4. The method for predicting response time of microservice based on graph neural network of claim 2, further comprising, after generating the training data set:

if the response time of any micro service does not violate the service level agreement, linearly increasing the external access load amount based on a preset proportion;

5. The method of claim 2, wherein the initial state of the micro-service i is

Initial state

The initialization method comprises the following steps:

6. The method of claim 5, wherein the state value after R iteration is obtained based on an iterative method

The method specifically comprises the following steps:

In the above formula, j is 1,2, …, R, which represents the j-th iteration;

are trainable weight coefficients;

computing

The value of (c):

in the above formula, the first and second carbon atoms are,

will be provided with

Carrying out normalization treatment:

。

7. the graph neural network-based microservice response time prediction method of claim 6, wherein the loss function is:

LOSS＝∑_i∈X||O_i-Y_i||+L_reg

in the above formula, X is a node set of the whole network, i.e., a set of all microservices in the software system; y is_iService response time tag value for micro-service i；L_regIs a regular term of L2.

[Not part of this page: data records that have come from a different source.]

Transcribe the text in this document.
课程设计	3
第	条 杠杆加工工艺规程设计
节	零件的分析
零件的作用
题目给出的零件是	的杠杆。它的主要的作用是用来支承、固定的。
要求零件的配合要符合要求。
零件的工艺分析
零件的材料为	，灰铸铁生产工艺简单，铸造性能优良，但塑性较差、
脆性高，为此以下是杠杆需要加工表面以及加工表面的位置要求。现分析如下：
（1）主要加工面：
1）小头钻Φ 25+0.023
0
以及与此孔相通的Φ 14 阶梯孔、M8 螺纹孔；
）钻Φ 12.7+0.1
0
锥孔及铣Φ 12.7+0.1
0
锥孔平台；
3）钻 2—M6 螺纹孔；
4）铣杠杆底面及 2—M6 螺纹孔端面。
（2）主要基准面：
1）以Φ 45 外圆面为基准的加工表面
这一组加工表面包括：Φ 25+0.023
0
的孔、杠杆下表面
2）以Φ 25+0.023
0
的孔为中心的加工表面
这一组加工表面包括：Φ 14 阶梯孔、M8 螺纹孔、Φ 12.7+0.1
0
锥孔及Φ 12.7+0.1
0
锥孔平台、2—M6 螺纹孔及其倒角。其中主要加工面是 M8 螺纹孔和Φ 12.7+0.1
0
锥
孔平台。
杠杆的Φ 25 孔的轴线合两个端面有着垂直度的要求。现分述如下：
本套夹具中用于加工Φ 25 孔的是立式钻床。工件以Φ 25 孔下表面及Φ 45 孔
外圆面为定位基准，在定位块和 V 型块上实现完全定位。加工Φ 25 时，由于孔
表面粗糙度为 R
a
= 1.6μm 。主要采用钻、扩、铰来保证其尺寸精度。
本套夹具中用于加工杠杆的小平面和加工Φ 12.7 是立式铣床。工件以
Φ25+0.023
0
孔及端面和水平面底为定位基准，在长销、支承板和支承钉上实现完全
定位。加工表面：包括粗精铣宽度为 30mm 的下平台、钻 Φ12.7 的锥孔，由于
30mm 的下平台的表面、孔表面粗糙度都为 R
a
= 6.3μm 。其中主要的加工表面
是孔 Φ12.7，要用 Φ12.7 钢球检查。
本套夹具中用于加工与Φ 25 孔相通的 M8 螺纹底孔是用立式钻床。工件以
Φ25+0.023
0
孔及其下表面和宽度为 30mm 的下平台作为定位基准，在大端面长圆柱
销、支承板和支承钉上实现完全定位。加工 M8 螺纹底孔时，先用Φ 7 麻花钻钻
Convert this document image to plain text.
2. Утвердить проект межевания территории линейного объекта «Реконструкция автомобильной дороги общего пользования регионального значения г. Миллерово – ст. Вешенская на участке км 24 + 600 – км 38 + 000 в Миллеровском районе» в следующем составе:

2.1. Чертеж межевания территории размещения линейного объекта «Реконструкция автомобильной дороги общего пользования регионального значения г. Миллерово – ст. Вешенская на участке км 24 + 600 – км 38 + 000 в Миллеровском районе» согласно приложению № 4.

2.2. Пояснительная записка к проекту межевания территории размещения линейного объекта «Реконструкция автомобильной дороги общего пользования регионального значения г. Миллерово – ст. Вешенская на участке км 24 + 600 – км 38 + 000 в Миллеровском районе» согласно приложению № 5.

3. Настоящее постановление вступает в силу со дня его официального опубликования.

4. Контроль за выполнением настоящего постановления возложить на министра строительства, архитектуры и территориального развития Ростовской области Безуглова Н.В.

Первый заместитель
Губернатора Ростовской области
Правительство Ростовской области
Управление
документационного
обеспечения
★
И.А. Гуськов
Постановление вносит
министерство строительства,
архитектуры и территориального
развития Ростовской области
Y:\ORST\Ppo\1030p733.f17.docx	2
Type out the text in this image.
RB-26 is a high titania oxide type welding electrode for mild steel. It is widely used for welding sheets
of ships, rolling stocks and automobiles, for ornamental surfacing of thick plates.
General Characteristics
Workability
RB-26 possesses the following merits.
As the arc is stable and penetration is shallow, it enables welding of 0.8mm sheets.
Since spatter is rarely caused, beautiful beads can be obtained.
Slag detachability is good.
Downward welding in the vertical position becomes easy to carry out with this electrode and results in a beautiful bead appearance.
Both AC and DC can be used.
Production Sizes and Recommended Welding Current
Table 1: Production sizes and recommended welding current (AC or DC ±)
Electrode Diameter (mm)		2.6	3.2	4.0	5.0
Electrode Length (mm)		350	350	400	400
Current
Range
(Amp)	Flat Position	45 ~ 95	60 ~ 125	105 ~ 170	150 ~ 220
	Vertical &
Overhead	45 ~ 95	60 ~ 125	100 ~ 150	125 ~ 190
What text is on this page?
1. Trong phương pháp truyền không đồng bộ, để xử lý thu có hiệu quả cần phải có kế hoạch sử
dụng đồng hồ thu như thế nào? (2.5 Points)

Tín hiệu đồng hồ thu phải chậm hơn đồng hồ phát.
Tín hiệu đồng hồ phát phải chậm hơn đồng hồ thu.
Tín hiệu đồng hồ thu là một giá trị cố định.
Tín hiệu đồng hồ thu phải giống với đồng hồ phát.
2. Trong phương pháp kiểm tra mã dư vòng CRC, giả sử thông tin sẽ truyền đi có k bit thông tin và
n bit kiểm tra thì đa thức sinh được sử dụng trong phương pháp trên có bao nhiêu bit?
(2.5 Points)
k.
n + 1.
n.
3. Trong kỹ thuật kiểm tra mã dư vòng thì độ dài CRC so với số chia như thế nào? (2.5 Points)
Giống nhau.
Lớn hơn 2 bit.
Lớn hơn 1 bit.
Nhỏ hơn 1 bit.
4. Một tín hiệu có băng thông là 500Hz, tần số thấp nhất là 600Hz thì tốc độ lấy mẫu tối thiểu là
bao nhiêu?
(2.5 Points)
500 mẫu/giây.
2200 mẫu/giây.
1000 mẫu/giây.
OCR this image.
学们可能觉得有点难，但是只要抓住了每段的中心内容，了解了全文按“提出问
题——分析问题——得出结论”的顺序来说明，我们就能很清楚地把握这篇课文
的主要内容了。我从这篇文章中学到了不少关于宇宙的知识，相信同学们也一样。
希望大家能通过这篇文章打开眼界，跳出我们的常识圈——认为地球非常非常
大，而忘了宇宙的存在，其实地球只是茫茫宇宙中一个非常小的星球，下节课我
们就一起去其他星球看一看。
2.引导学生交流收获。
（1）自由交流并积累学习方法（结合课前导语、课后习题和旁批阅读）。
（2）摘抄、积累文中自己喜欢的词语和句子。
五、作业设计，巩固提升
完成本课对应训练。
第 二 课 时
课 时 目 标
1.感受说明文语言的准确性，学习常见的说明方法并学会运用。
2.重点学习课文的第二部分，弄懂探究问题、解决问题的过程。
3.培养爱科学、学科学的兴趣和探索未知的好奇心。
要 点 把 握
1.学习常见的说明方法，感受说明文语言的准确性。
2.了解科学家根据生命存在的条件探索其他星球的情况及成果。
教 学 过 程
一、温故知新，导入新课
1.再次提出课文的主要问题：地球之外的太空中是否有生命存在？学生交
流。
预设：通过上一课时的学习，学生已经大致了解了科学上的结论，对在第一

8. A microservice response time prediction system based on a graph neural network, comprising:

9. An electronic device comprising a memory, a processor and a computer program stored on the memory and executable on the processor, wherein the processor when executing the program implements the steps of the graph neural network-based microservice response time prediction method of any of claims 1 to 7.

10. A non-transitory computer readable storage medium, on which a computer program is stored, which, when being executed by a processor, carries out the steps of the graph neural network-based microservice response time prediction method according to any one of claims 1 to 7.